Sono gli anni ’80 e la vita dei carcerati di Poggioreale non è semplice.
Dietro le sbarre un uomo diventa un numero, perde le sue fattezze e non ha più bisogni di alcun tipo. Un uomo trema e si fa più piccolo, ha costantemente paura ed è stanco.
Il desiderio di libertà cresce e si alimenta, il diritto dell’ora d’aria evidenzia prepotentemente tutte le privazioni che a cui è costretto, lo infuria, come un leone in trappola.
“Qui la gente muore e nessuno lo sa, i nostri figli crescono e non li vediamo, ce la prendiamo contro i più deboli, contro i froci. Qui la gente viene abbandonata dopo 20 anni di carcere, in un mondo che non sa più come utilizzarla. MA NOI SIAMO UOMINI.” urlano gli attori dal palco, interpretando uomini disillusi, stanchi dei continui maltrattamenti in quella che loro chiamavano “cella zero“.
L’appuntato (interpretato dallo stesso Pietro Ioria) è un uomo scostante e autoritario, tortura fisicamente e psicologicamente i detenuti per puro divertimento, approfitta delle loro moglie e sorelle, crea un clima di disperazione che tramuta Poggioreale in un luogo ancora più torbido di quel che dovrebbe essere. Con parole taglienti fa a brandelli ogni sogno e desiderio di redenzione: le persone non cambiano e, una volta rigettate nel mondo, non potranno far nulla per evitare il loro fallimento. Nelle sue amare parole si nota una vena di rincrescimento e di invidia, la consapevolezza che il vero recluso è lui, gli altri usciranno, ma lui porta la galera con sé, ovunque.
In questo clima tagliente e ansioso, la paura si fa sentire e non basta alcuna idea di solidarietà leopardiana. Il dolore è tanto grande da farsi concreto e poterlo toccare, si amalgama ai sensi di colpa e divora le anime.
Gli effetti scenici utilizzano nebbia e forti luci che a tratti danno l’impressione allo spettatore di star spiando tratti di vita illuminati da bruschi flash, rapidi e crudeli.

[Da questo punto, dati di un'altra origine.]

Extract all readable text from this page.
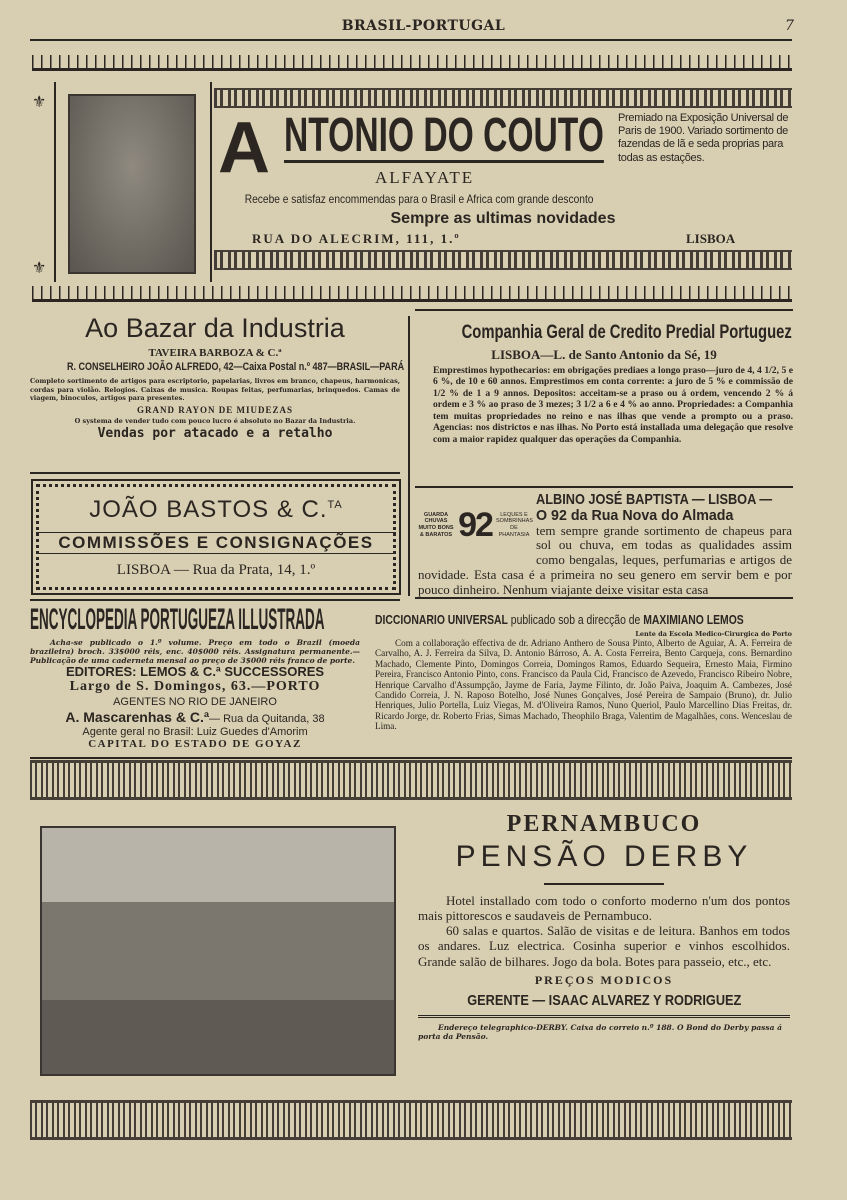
BRASIL-PORTUGAL	7
⚜
⚜
A NTONIO DO COUTO Premiado na Exposição Universal de Paris de 1900. Variado sortimento de fazendas de lã e seda proprias para todas as estações.
ALFAYATE
Recebe e satisfaz encommendas para o Brasil e Africa com grande desconto
Sempre as ultimas novidades
RUA DO ALECRIM, 111, 1.º	LISBOA
Ao Bazar da Industria
TAVEIRA BARBOZA & C.ª
R. CONSELHEIRO JOÃO ALFREDO, 42—Caixa Postal n.º 487—BRASIL—PARÁ

Completo sortimento de artigos para escriptorio, papelarias, livros em branco, chapeus, harmonicas, cordas para violão. Relogios. Caixas de musica. Roupas feitas, perfumarias, brinquedos. Camas de viagem, binoculos, artigos para presentes.

GRAND RAYON DE MIUDEZAS
O systema de vender tudo com pouco lucro é absoluto no Bazar da Industria.
Vendas por atacado e a retalho
Companhia Geral de Credito Predial Portuguez
LISBOA—L. de Santo Antonio da Sé, 19

Emprestimos hypothecarios: em obrigações prediaes a longo praso—juro de 4, 4 1/2, 5 e 6 %, de 10 e 60 annos. Emprestimos em conta corrente: a juro de 5 % e commissão de 1/2 % de 1 a 9 annos. Depositos: acceitam-se a praso ou á ordem, vencendo 2 % á ordem e 3 % ao praso de 3 mezes; 3 1/2 a 6 e 4 % ao anno. Propriedades: a Companhia tem muitas propriedades no reino e nas ilhas que vende a prompto ou a praso. Agencias: nos districtos e nas ilhas. No Porto está installada uma delegação que resolve com a maior rapidez qualquer das operações da Companhia.

JOÃO BASTOS & C.$^{TA}$
COMMISSÕES E CONSIGNAÇÕES
LISBOA — Rua da Prata, 14, 1.º
GUARDA CHUVAS MUITO BONS & BARATOS 92	LEQUES E SOMBRINHAS DE PHANTASIA
ALBINO JOSÉ BAPTISTA — LISBOA —
O 92 da Rua Nova do Almada

tem sempre grande sortimento de chapeus para sol ou chuva, em todas as qualidades assim como bengalas, leques, perfumarias e artigos de novidade. Esta casa é a primeira no seu genero em servir bem e por pouco dinheiro. Nenhum viajante deixe visitar esta casa

ENCYCLOPEDIA PORTUGUEZA ILLUSTRADA

Acha-se publicado o 1.º volume. Preço em todo o Brazil (moeda brazileira) broch. 33$000 réis, enc. 40$000 réis. Assignatura permanente.—Publicação de uma caderneta mensal ao preço de 3$000 réis franco de porte.

EDITORES: LEMOS & C.ª SUCCESSORES
Largo de S. Domingos, 63.—PORTO
AGENTES NO RIO DE JANEIRO
A. Mascarenhas & C.ª— Rua da Quitanda, 38
Agente geral no Brasil: Luiz Guedes d'Amorim
CAPITAL DO ESTADO DE GOYAZ
DICCIONARIO UNIVERSAL publicado sob a direcção de MAXIMIANO LEMOS
Lente da Escola Medico-Cirurgica do Porto

Com a collaboração effectiva de dr. Adriano Anthero de Sousa Pinto, Alberto de Aguiar, A. A. Ferreira de Carvalho, A. J. Ferreira da Silva, D. Antonio Bárroso, A. A. Costa Ferreira, Bento Carqueja, cons. Bernardino Machado, Clemente Pinto, Domingos Correia, Domingos Ramos, Eduardo Sequeira, Ernesto Maia, Firmino Pereira, Francisco Antonio Pinto, cons. Francisco da Paula Cid, Francisco de Azevedo, Francisco Ribeiro Nobre, Henrique Carvalho d'Assumpção, Jayme de Faria, Jayme Filinto, dr. João Paiva, Joaquim A. Cambezes, José Candido Correia, J. N. Raposo Botelho, José Nunes Gonçalves, José Pereira de Sampaio (Bruno), dr. Julio Henriques, Julio Portella, Luiz Viegas, M. d'Oliveira Ramos, Nuno Queriol, Paulo Marcellino Dias Freitas, dr. Ricardo Jorge, dr. Roberto Frias, Simas Machado, Theophilo Braga, Valentim de Magalhães, cons. Wenceslau de Lima.

PERNAMBUCO
PENSÃO DERBY

Hotel installado com todo o conforto moderno n'um dos pontos mais pittorescos e saudaveis de Pernambuco.

60 salas e quartos. Salão de visitas e de leitura. Banhos em todos os andares. Luz electrica. Cosinha superior e vinhos escolhidos. Grande salão de bilhares. Jogo da bola. Botes para passeio, etc., etc.

PREÇOS MODICOS
GERENTE — ISAAC ALVAREZ Y RODRIGUEZ

Endereço telegraphico-DERBY. Caixa do correio n.º 188. O Bond do Derby passa á porta da Pensão.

Auriemma (alias Ivan Improta) subiva le calunnie dei suoi compagni da piccolo, la vergogna che nutriva sua madre nei suoi confronti, la colpa di essere gay. Era a Poggioreale per aver ucciso uno dei bulli che gli rendeva la vita impossibile, ma ora che a torturarlo erano le autorità dello stato, avrebbe migliorato la situazione solo eliminando se stesso.
Auriemma è solo uno degli esempi di quel grande dolore che si è vissuto a Poggioreale fino al 1982, solo una delle tante morti.
“Questo spettacolo è una denuncia allo stato che non esiste. L’abbiamo ambientato in un carcere, ma tale disagio di vita può essere trasposto in qualsiasi altro posto. Abbiamo messo in scena una sofferenza reale, resa in modo spettacolare. L’obiettivo è che la gente sappia, il progetto ha un presupposto sociale e sono solo gli spettatori a rendere davvero grande la eco.”
Sono le parole del regista Vincenzo Borrelli, seguito dagli attori che invitano alla consapevolezza e alla realizzazione di uno stile di vita accettale e soprattutto sicuro.
“Pietro Ioia dopo 22 anni esce da prigione, riabraccia la moglie,ritorna al mondo. Il finale aperto dà tanta speranza ed è quello il messaggio che vogliamo trasmettere.” conclude il regista.
Alessia Sicuro
Fotografie a cura di Dario Simone.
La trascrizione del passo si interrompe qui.